The State of Latinas: 4 Ways WOC Boss Ladies Are Held Back From Achieving Large-Scale Success

Worthy Women started out as a hashtag and a room with 40-ish women at Maker City in Downtown Los Angeles. We say that “at Worthy Women we remove barriers to belonging by creating communities where people thrive.” We do that by curating free events where female entrepreneurs and boss ladies can give our audience practical business advice without the sugarcoating, so they can apply it to their endeavors. Our content revolves around four basic pillars we’ve identified as crucial areas of interest for women in and entering the business world: entrepreneurship, finance, leadership, and career advancement.

In 2016 Worthy Women grew from 40 women to nearly 200 every month and 70 percent of our audience identifies as WOC. When we got the news about our new head of state we decided that in 2017 we would go across the country and attempt to reach as many women as possible. In March we finished up our first half-day summit in San Francisco and we’ll be hitting Brooklyn in April, L.A. in May, Chicago in June, Miami in August, Philly in September, Manhattan in October, and we’ll be back in L.A. for our two day conference in November. In July 2017 we’ll be honoring 100 exemplary community-nominated Women of Worth who live and lead in integrity. We will also be awarding the first annual scholarship to USC’s Online MBA Program, something we are really excited and proud to be a part of.

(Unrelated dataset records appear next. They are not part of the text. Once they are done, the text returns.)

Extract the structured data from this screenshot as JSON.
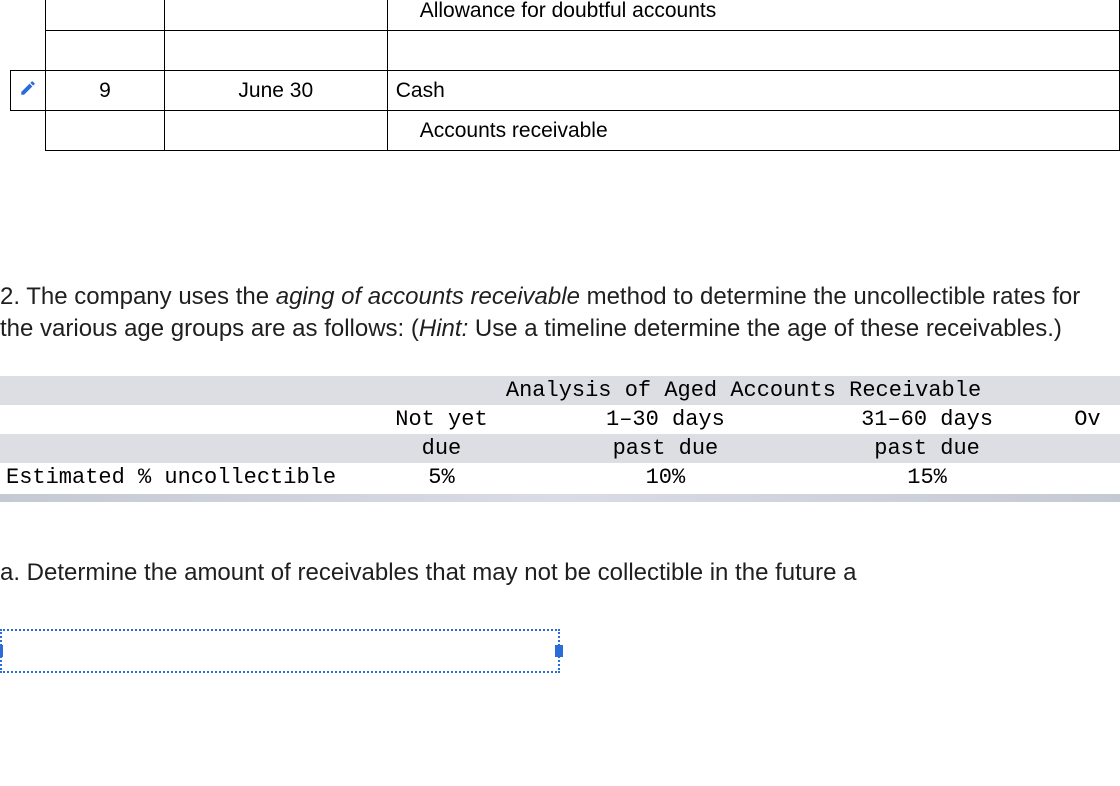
{
  "journal": {
    "rows": [
      {
        "num": "",
        "date": "",
        "account": "Allowance for doubtful accounts",
        "indent": true,
        "edit": false
      },
      {
        "num": "",
        "date": "",
        "account": "",
        "indent": false,
        "edit": false
      },
      {
        "num": "9",
        "date": "June 30",
        "account": "Cash",
        "indent": false,
        "edit": true
      },
      {
        "num": "",
        "date": "",
        "account": "Accounts receivable",
        "indent": true,
        "edit": false
      }
    ]
  },
  "question2": {
    "prefix": "2. The company uses the ",
    "italic1": "aging of accounts receivable",
    "mid1": " method to determine the uncollectible rates for the various age groups are as follows: (",
    "italic2": "Hint:",
    "mid2": " Use a timeline determine the age of these receivables.)"
  },
  "aging": {
    "title": "Analysis of Aged Accounts Receivable",
    "row_label": "Estimated % uncollectible",
    "cols": [
      {
        "h1": "Not yet",
        "h2": "due",
        "val": "5%"
      },
      {
        "h1": "1–30 days",
        "h2": "past due",
        "val": "10%"
      },
      {
        "h1": "31–60 days",
        "h2": "past due",
        "val": "15%"
      },
      {
        "h1": "Ov",
        "h2": "",
        "val": ""
      }
    ]
  },
  "subq_a": "a. Determine the amount of receivables that may not be collectible in the future a"
}
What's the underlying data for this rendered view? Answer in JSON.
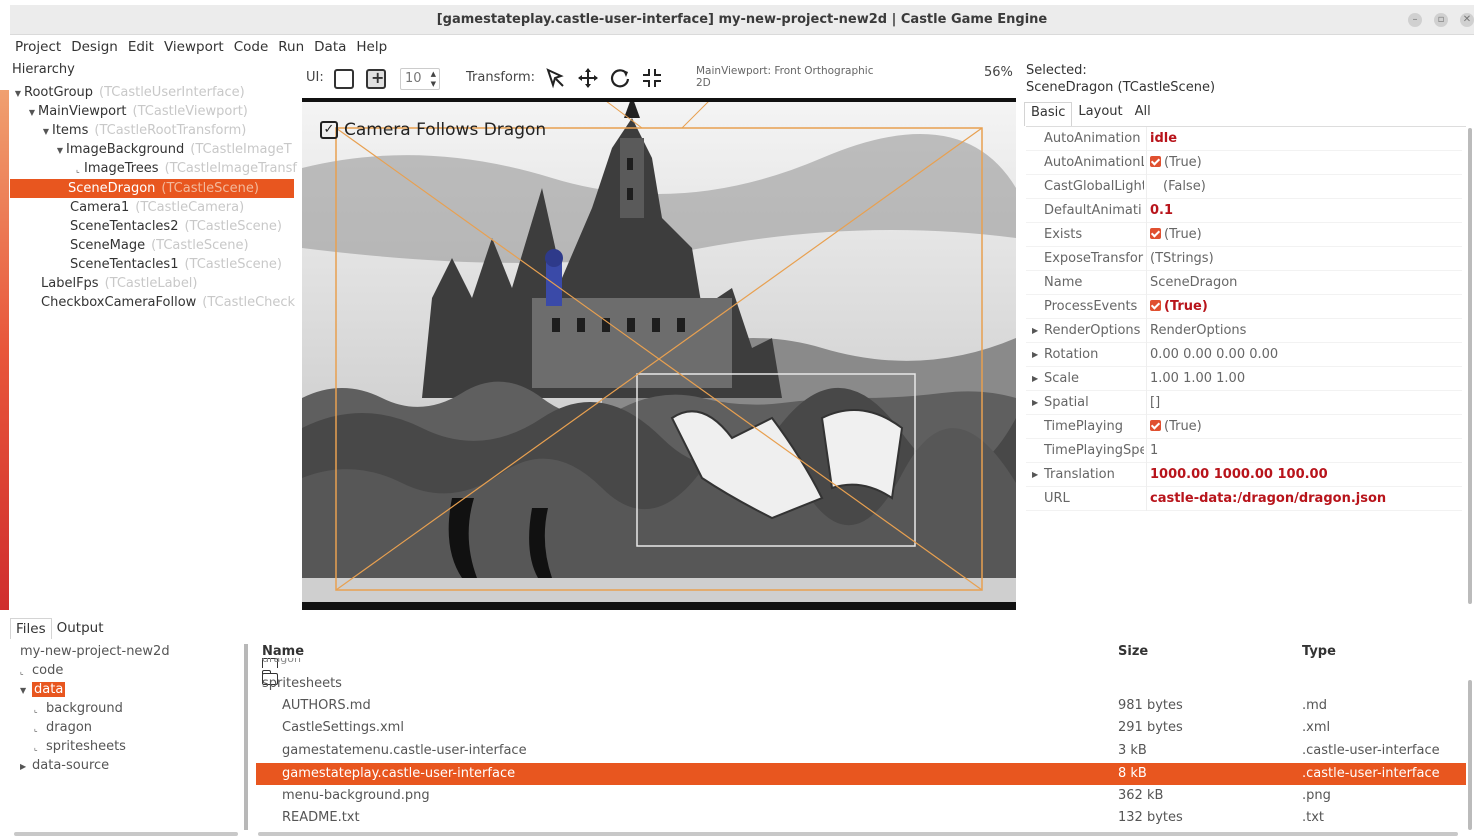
{
  "window": {
    "title": "[gamestateplay.castle-user-interface] my-new-project-new2d | Castle Game Engine"
  },
  "menu": [
    "Project",
    "Design",
    "Edit",
    "Viewport",
    "Code",
    "Run",
    "Data",
    "Help"
  ],
  "hierarchy": {
    "title": "Hierarchy",
    "items": [
      {
        "label": "RootGroup",
        "cls": "(TCastleUserInterface)"
      },
      {
        "label": "MainViewport",
        "cls": "(TCastleViewport)"
      },
      {
        "label": "Items",
        "cls": "(TCastleRootTransform)"
      },
      {
        "label": "ImageBackground",
        "cls": "(TCastleImageT"
      },
      {
        "label": "ImageTrees",
        "cls": "(TCastleImageTransf"
      },
      {
        "label": "SceneDragon",
        "cls": "(TCastleScene)"
      },
      {
        "label": "Camera1",
        "cls": "(TCastleCamera)"
      },
      {
        "label": "SceneTentacles2",
        "cls": "(TCastleScene)"
      },
      {
        "label": "SceneMage",
        "cls": "(TCastleScene)"
      },
      {
        "label": "SceneTentacles1",
        "cls": "(TCastleScene)"
      },
      {
        "label": "LabelFps",
        "cls": "(TCastleLabel)"
      },
      {
        "label": "CheckboxCameraFollow",
        "cls": "(TCastleCheck"
      }
    ]
  },
  "toolbar": {
    "ui_label": "UI:",
    "grid_value": "10",
    "transform_label": "Transform:",
    "viewport_info_line1": "MainViewport: Front Orthographic",
    "viewport_info_line2": "2D",
    "zoom": "56%"
  },
  "viewport": {
    "checkbox_label": "Camera Follows Dragon"
  },
  "inspector": {
    "selected_label": "Selected:",
    "selected_value": "SceneDragon (TCastleScene)",
    "tabs": [
      "Basic",
      "Layout",
      "All"
    ],
    "rows": [
      {
        "name": "AutoAnimation",
        "value": "idle"
      },
      {
        "name": "AutoAnimationL",
        "value": "(True)"
      },
      {
        "name": "CastGlobalLight",
        "value": "(False)"
      },
      {
        "name": "DefaultAnimati",
        "value": "0.1"
      },
      {
        "name": "Exists",
        "value": "(True)"
      },
      {
        "name": "ExposeTransfor",
        "value": "(TStrings)"
      },
      {
        "name": "Name",
        "value": "SceneDragon"
      },
      {
        "name": "ProcessEvents",
        "value": "(True)"
      },
      {
        "name": "RenderOptions",
        "value": "RenderOptions"
      },
      {
        "name": "Rotation",
        "value": "0.00 0.00 0.00 0.00"
      },
      {
        "name": "Scale",
        "value": "1.00 1.00 1.00"
      },
      {
        "name": "Spatial",
        "value": "[]"
      },
      {
        "name": "TimePlaying",
        "value": "(True)"
      },
      {
        "name": "TimePlayingSpe",
        "value": "1"
      },
      {
        "name": "Translation",
        "value": "1000.00 1000.00 100.00"
      },
      {
        "name": "URL",
        "value": "castle-data:/dragon/dragon.json"
      }
    ]
  },
  "bottom_tabs": [
    "Files",
    "Output"
  ],
  "files_tree": [
    {
      "label": "my-new-project-new2d"
    },
    {
      "label": "code"
    },
    {
      "label": "data"
    },
    {
      "label": "background"
    },
    {
      "label": "dragon"
    },
    {
      "label": "spritesheets"
    },
    {
      "label": "data-source"
    }
  ],
  "files_list": {
    "headers": {
      "name": "Name",
      "size": "Size",
      "type": "Type"
    },
    "partial_row": "dragon",
    "rows": [
      {
        "name": "spritesheets",
        "size": "",
        "type": ""
      },
      {
        "name": "AUTHORS.md",
        "size": "981 bytes",
        "type": ".md"
      },
      {
        "name": "CastleSettings.xml",
        "size": "291 bytes",
        "type": ".xml"
      },
      {
        "name": "gamestatemenu.castle-user-interface",
        "size": "3 kB",
        "type": ".castle-user-interface"
      },
      {
        "name": "gamestateplay.castle-user-interface",
        "size": "8 kB",
        "type": ".castle-user-interface"
      },
      {
        "name": "menu-background.png",
        "size": "362 kB",
        "type": ".png"
      },
      {
        "name": "README.txt",
        "size": "132 bytes",
        "type": ".txt"
      }
    ]
  },
  "colors": {
    "accent": "#e8561f",
    "value_bold": "#b8141b"
  }
}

I get asked a lot what about trends I’ve seen working with women in business over the last year and a half. In terms of what is happening for WOC in business, there are four main issues that prevent us from achieving larger scale success:

Lack of access to resources. [i.e. money]

Eight out of every 10 businesses started since 2007 have been by WOC. However, WOC need more resources to scale their business, growing their teams, create partnerships, and take on investors. WOC often lack the connections that are necessary to get in front of decision makers. Not only that, according to American Express’ “The State Of Women Owned Businesses Report” only six percent of women own businesses get venture capital funding; the number is even lower for Women of Color. As a result, women tend to dip into their savings and drain their 401k’s to start their businesses. Worthy Women works with Back Stage Capital, one of the only WOC run VC funds, to try to connect women with money so they can take their business to the next level.

 

Lack of community.

Women are hungry for a supportive, safe community of likeminded women who want to see them succeed. Your network is the most valuable thing when you’re an entrepreneur trying to make it happen or simply trying to move up at your job. Building a squad you can bounce ideas off of and feel supported by is essential. Worthy Women is a place where women can let their guard down and get real. We’ve had the pleasure of seeing many of our regular guests become friends with us and with each other.

Worthy Women

Credit: Marlena Elise​

Lack of access to mentorship.

There are so many little details about business/office etiquette: What to say, who to talk to, and connections that can only be learned by experience. WOC tend to have fewer high powered or high ranking women in their networks, even fewer of them are fellow WOC. This makes leveling up harder because insider knowledge is often elusive. Mentorship opens the doors to practical advice and answers to questions about business and career advancement.

Confidence.

According to the Harvard Review  “Men apply for a job when they meet only 60 percent of the qualifications, but women apply only if they meet 100 percent of them.” Sometimes we hold ourselves back, because in reality, to get one ‘yes’ you’ve got to swim through a sea of no’s. We forget that it only takes one ‘yes’ to turn things around. I see women everyday who are afraid to take the next step simply because they are afraid to ask. We are always addressing “Impostor Syndrome” and airing out our shame stories to empower WOC and to show them that they are not alone.